Zemmourisation

Encore un néologisme me direz-vous, mais ô combien adapté à la déclaration pour le moins inquiétante du candidat Montebourg à l’élection présidentielle. Lui qui revendique son appartenance à la gauche, qui prétendait en incarner le renouveau en s’opposant à la ligne « officielle » de son parti et en critiquant la mollesse de son président, François Hollande, a tenu des propos qu’Éric Zemmour lui-même a salués ironiquement en soulignant le ralliement de l’ancien ministre à ses thèses sur l’immigration. Arnaud Montebourg a voulu montrer les muscles en indiquant vouloir « taper au portefeuille » les pays qui refusaient de reprendre leurs ressortissants expulsés par la France.

Sa proposition consiste à empêcher les transferts d’argent privé en direction des pays d’origine des migrants, Maghreb ou Afrique noire principalement, tant que les pays concernés n’acceptent pas d’accorder des visas à ceux que la France leur demande de rapatrier.
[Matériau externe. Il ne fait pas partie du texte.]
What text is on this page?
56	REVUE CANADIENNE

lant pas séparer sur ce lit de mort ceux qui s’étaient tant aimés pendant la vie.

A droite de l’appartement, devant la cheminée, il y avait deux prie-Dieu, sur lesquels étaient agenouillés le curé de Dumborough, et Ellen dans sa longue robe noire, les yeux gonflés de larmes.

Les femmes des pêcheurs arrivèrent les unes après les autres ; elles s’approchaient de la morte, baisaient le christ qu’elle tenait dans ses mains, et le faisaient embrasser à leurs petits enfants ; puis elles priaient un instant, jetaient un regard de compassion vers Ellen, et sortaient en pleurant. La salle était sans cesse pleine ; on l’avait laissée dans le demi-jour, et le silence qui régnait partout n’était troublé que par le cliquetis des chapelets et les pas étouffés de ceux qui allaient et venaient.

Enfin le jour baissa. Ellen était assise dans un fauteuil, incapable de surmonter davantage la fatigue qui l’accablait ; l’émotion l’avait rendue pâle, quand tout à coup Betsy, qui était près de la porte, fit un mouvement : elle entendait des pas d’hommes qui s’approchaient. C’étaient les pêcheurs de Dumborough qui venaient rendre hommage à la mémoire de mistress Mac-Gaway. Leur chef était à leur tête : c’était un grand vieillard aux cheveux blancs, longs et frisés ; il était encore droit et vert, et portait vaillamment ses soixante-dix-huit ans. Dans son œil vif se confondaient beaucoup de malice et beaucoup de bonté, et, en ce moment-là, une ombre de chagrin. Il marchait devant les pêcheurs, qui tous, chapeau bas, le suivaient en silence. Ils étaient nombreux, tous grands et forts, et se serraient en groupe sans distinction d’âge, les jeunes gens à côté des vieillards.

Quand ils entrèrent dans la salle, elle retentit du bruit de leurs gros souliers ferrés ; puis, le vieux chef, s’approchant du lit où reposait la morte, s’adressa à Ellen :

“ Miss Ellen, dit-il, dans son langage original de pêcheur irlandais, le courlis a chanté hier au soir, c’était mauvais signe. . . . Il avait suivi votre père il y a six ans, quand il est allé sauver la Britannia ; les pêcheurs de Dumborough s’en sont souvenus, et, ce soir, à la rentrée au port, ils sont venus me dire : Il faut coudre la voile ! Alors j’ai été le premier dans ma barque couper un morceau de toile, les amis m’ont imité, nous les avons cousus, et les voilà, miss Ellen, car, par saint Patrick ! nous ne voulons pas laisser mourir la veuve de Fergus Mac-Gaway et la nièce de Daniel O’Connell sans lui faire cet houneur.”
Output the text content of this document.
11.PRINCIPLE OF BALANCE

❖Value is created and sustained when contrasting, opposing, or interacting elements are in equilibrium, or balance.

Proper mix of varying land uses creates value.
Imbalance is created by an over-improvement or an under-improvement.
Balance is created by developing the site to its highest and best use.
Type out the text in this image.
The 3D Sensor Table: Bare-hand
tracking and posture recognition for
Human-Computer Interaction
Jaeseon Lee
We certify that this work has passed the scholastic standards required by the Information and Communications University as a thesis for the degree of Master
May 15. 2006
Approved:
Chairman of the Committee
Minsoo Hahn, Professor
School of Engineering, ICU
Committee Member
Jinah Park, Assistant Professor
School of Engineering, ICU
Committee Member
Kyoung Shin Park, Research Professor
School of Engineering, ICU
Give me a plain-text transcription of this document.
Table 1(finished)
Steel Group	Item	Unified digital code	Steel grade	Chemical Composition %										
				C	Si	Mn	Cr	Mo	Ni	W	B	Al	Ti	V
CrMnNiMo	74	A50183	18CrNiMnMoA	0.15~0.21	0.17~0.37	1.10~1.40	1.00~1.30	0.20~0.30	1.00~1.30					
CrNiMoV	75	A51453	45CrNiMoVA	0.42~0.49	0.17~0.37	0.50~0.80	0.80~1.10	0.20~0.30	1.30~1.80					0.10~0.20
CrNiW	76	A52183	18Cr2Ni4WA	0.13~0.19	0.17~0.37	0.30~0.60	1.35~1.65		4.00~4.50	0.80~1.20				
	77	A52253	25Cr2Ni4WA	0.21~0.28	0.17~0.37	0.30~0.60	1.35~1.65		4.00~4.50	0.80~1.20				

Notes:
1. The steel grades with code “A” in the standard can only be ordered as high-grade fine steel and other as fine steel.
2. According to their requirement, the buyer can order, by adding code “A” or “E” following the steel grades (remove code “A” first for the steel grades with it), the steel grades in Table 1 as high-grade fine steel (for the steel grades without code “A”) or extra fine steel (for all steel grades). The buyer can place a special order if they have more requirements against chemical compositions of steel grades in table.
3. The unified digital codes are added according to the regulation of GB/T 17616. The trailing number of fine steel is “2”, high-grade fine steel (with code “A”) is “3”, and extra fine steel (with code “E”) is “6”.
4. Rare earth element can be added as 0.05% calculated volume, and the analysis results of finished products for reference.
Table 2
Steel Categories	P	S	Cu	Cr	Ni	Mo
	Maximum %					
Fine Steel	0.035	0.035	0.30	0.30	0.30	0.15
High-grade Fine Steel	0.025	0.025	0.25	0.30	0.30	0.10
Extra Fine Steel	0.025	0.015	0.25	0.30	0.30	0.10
Cette façon de procéder reviendrait à priver les familles restées au pays de l’aide financière procurée par les travailleurs étrangers en situation régulière ou non, ce qui a été vivement critiqué, à juste titre, par les partis de gauche, et a conduit Arnaud Montebourg à un rétropédalage en bonne et due forme, mais le mal est déjà fait. Cette concession aux thèses de droite ne rapportera probablement aucun électeur à Arnaud Montebourg, qui aura vendu son âme pour ce qu’elle vaut, c’est-à-dire pas grand-chose, malgré une ambition dévorante et l’illusion d’un destin national.

Le parcours d’Arnaud Montebourg m’a fait penser à celui de Jean-Pierre Chevènement, lui aussi promis au plus bel avenir au détour des années 1970, quand le parti socialiste renaissait des cendres de la SFIO. Le « Che » pouvait compter sur l’avant-garde des militants réunis sous la bannière du CERES, un courant de pensée pesant un quart du parti, qui se voulait « l’aiguillon » empêchant le nouveau PS de s’endormir sur des lauriers réformistes. La stratégie a été payante tant que Chevènement est resté à l’intérieur de sa famille, favorisant l’avènement de Mitterrand et le rapprochement avec le PCF, en corédigeant le programme commun de gouvernement. Puis Jean-Pierre Chevènement s’est perdu en voulant faire cavalier seul avec une formation politique devenue groupuscule. C’est également ce qui guette Arnaud Montebourg depuis qu’il a scellé sa rupture avec le parti socialiste, défiant le président de l’époque, François Hollande, qui l’avait pourtant fait ministre. Il semblait avoir trouvé la voie de la sagesse en se reconvertissant entrepreneur, avant que le virus de la politique ne le rattrape. Ce n’est pas en courant derrière un polémiste de deuxième zone qu’il pourra créer le mouvement populaire qu’il appelle de ses vœux. Lui qui a voulu devenir apiculteur devrait savoir que l’on n’attire pas les mouches avec du vinaigre et que les idées rances de la droite pétainiste défendue par Éric Zemmour n’ont aucun avenir.